L’évolution constante des logiciels au sein d’une société de l’innovation permanente fait qu’au-delà du déplacement original de l’analogique vers le numérique, une multitude de nouveaux déplacements plus ou moins importants ne cessent d’apparaître. Il en a été ainsi récemment avec le développement par David Rutten[1], au sein de McNeel & Associates du plugin Grasshopper (GH) qui a introduit une rupture. GH fait reposer toute la conception, géométrique et non géométrique, sur un modèle relationnel. Ce modèle relationnel prend la forme d’un graphe qui n’est pas sans rappeler les modèles de réseaux de communication. Au sein de tels environnements logiciels, les étudiants développent des modes de pensée et de conception nouveaux qu’il faut accompagner et encourager.
La problématique de la représentation est aujourd’hui inséparable, comme précédemment évoqué, d’évolutions générales en cours dans la société. Celles qui concernent l’organisation du travail vers un modèle collaboratif, qui implique des échanges constants entre divers personnes intervenant sur les mêmes documents rendent impossibles l’application des méthodologies traditionnelles liées à la représentation. Même au sein d’un dessin informatique simple et bidimensionnel, la mise à jour d’un ordinateur à l’autre de ce dessin, en temps réel ou non, implique une médiatisation de l’information sous forme numérique, l’accès à cette information étant souvent difficile. Si pendant longtemps tout ce qui entourait le dessin était anecdotique par rapport aux opérations de dessin (par exemple choisir les bons instruments et s’assurer qu’ils sont précis) c’est actuellement le « dessin » lui-même qui est anecdotique par rapport au temps passé pour maîtriser ce qui l’entoure. Temps consacré à la maîtrise des très nombreux types d’information (familles ou formats de données, etc.), qu’il s’agit de réduire afin qu’un étudiant architecte puisse réellement travailler sur les fondements de son architecture et qu’il ne soit pas un technicien égaré au milieu d’un océan de données qu’il ne maîtrise pas.

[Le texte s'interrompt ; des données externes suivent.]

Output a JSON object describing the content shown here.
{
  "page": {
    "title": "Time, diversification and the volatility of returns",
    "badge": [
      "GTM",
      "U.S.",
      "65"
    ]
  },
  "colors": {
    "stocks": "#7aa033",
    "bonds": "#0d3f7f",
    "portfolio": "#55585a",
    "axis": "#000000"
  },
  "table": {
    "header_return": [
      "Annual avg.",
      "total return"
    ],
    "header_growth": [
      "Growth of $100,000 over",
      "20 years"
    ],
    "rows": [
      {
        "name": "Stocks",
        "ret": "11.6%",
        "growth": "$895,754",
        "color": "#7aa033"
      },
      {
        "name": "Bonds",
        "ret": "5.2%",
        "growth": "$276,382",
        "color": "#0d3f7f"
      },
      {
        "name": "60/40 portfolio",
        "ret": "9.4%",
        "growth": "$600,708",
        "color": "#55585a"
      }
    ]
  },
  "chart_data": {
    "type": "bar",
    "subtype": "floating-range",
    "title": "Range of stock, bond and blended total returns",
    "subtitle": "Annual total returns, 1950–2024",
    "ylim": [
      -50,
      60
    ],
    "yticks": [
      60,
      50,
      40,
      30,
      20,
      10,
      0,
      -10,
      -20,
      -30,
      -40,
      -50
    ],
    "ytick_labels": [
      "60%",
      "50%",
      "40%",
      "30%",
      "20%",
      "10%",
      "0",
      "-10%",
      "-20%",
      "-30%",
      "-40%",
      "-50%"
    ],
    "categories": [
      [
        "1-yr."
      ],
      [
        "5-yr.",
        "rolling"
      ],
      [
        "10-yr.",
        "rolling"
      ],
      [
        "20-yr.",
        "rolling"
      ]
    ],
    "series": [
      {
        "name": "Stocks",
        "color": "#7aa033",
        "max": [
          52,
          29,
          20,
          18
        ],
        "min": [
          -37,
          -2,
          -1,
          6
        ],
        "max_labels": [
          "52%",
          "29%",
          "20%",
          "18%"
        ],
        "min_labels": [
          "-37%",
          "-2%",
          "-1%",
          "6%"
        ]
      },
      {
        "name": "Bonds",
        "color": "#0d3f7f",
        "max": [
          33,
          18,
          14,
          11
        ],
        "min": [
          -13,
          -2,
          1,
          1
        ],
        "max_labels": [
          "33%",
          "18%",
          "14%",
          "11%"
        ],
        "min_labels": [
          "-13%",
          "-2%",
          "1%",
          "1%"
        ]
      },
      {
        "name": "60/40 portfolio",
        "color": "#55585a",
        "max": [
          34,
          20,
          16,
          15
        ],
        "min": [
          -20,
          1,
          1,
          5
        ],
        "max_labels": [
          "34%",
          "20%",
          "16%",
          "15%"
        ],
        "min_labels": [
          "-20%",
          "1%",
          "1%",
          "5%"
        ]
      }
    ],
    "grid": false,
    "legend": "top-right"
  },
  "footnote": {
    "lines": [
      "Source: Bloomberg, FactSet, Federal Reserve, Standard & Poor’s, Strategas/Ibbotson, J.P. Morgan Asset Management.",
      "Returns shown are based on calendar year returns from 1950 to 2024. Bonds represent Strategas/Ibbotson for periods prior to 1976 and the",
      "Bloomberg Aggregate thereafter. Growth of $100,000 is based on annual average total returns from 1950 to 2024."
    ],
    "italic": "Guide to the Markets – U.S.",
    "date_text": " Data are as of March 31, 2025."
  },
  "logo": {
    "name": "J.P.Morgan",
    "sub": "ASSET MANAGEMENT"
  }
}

C’est donc à partir de ces évolutions que la problématique de la « (non)représentation » est abordée au sein des enseignements du département Digital Knowledge à l’Ecole nationale supérieure d’architecture Paris-Malaquais.
Pour citer cet article
Philippe Morel, « Quelques remarques sur les enjeux pour toute école d’architecture de la « (non)représentation » à l’ère du numérique », DNArchi, 26/09/2012, <http://dnarchi.fr/pedagogie/quelques-remarques-sur-les-enjeux-pour-toute-ecole-darchitecture-de-la-nonrepresentation-a-lere-du-numerique/>
[1] David Rutten a été convié par l’ENSAPM à faire une conférence alors qu’il terminait ses études d’architecture à TU Delft, en 2006.